Four groups of rats (60 days old) were used. One group was untreated and the others were treated with doxorubicin (DXR), DXR and vitamin E, and DXR and N-acetylcysteine (NAC), respectively. DXR was administered by single i.p. injection (20 mg/kg b.wt.). Vitamin E was administered by ten daily i.m. injections (100 mg/kg), while NAC (100 mg/kg) was injected i.p. 1 h before and 7 h after DXR. The effectiveness of the drug in inducing oxidative stress in different tissues and of the antioxidants in offering protection was established by determining antioxidant capacity, susceptibility to oxidative stress, and lipid peroxidation in heart, liver, and blood. The drug effect on heart electrical activity was determined by measuring the heart rate in vivo and action potential configuration in papillary muscle fibres in vitro. Heart lipid peroxidation and electrical activity were also examined in both vitamin E and NAC-treated rats.
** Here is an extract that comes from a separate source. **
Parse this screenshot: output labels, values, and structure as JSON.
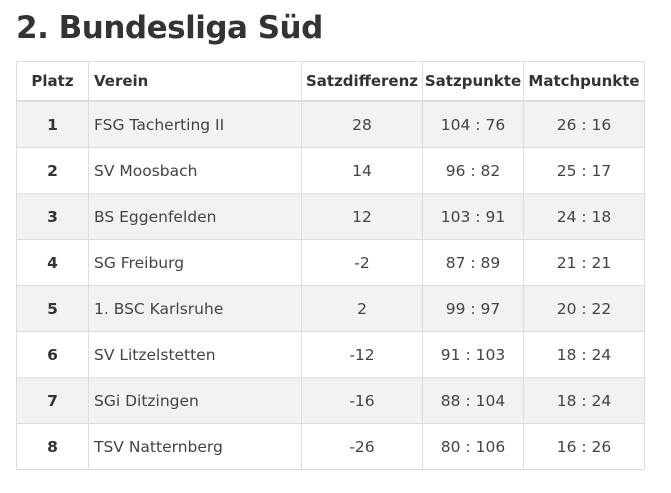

DXR treatment decreased antioxidant capacity and increased lipid peroxidation and susceptibility to oxidative stress in heart and blood, but not in liver. DXR administration to rats treated with antioxidants did not produce significant changes in antioxidant capacity and susceptibility to oxidative stress even in heart and blood. Furthermore, lipid peroxidation in heart and liver from DXR- and vitamin E-treated rats, and in liver from DXR- and NAC-treated rats was lower than in untreated controls. DXR treatment also increased the duration of ventricular action potentials in untreated rats, but not in antioxidant-treated rats. The treatment of control animals with the antioxidants affected lipid peroxidation, but not cardiac electrical activity.
The protection offered by antioxidants against electrophysiological alterations indicates a free radical involvement in such alterations. In contrast, although electrical modifications are associated with increased peroxidative processes and both are prevented by the antioxidants, it is not yet clear whether a causative relationship exists between them.
本研究旨在确定阿霉素引起的心脏电活动变化是否归因于自由基生成增加和膜氧化损伤。
使用四组60日龄大鼠。一组未接受治疗,其他三组分别用阿霉素(DXR)、阿霉素与维生素E、阿霉素与N - 乙酰半胱氨酸(NAC)进行治疗。阿霉素通过单次腹腔注射(20mg/kg体重)给药。维生素E通过每日10次肌肉注射(100mg/kg)给药,而NAC(100mg/kg)在阿霉素注射前1小时和注射后7小时腹腔注射。通过测定心脏、肝脏和血液中的抗氧化能力、对氧化应激的敏感性以及脂质过氧化作用,确定药物在不同组织中诱导氧化应激的效果以及抗氧化剂提供保护的效果。通过测量体内心率和体外乳头肌纤维的动作电位形态,确定药物对心脏电活动的影响。还对维生素E和NAC治疗的大鼠的心脏脂质过氧化和电活动进行了检查。
DXR治疗降低了心脏和血液中的抗氧化能力,增加了脂质过氧化和对氧化应激的敏感性,但肝脏中未出现这种情况。给用抗氧化剂治疗的大鼠施用DXR,即使在心脏和血液中,抗氧化能力和对氧化应激的敏感性也没有产生显著变化。此外,DXR与维生素E治疗的大鼠心脏和肝脏以及DXR与NAC治疗的大鼠肝脏中的脂质过氧化低于未治疗的对照组。DXR治疗还增加了未治疗大鼠心室动作电位的持续时间,但在抗氧化剂治疗的大鼠中未增加。用抗氧化剂治疗对照动物会影响脂质过氧化,但不影响心脏电活动。
抗氧化剂对电生理改变的保护作用表明自由基参与了此类改变。相比之下,虽然电活动改变与过氧化过程增加相关,且两者均被抗氧化剂阻止,但它们之间是否存在因果关系尚不清楚。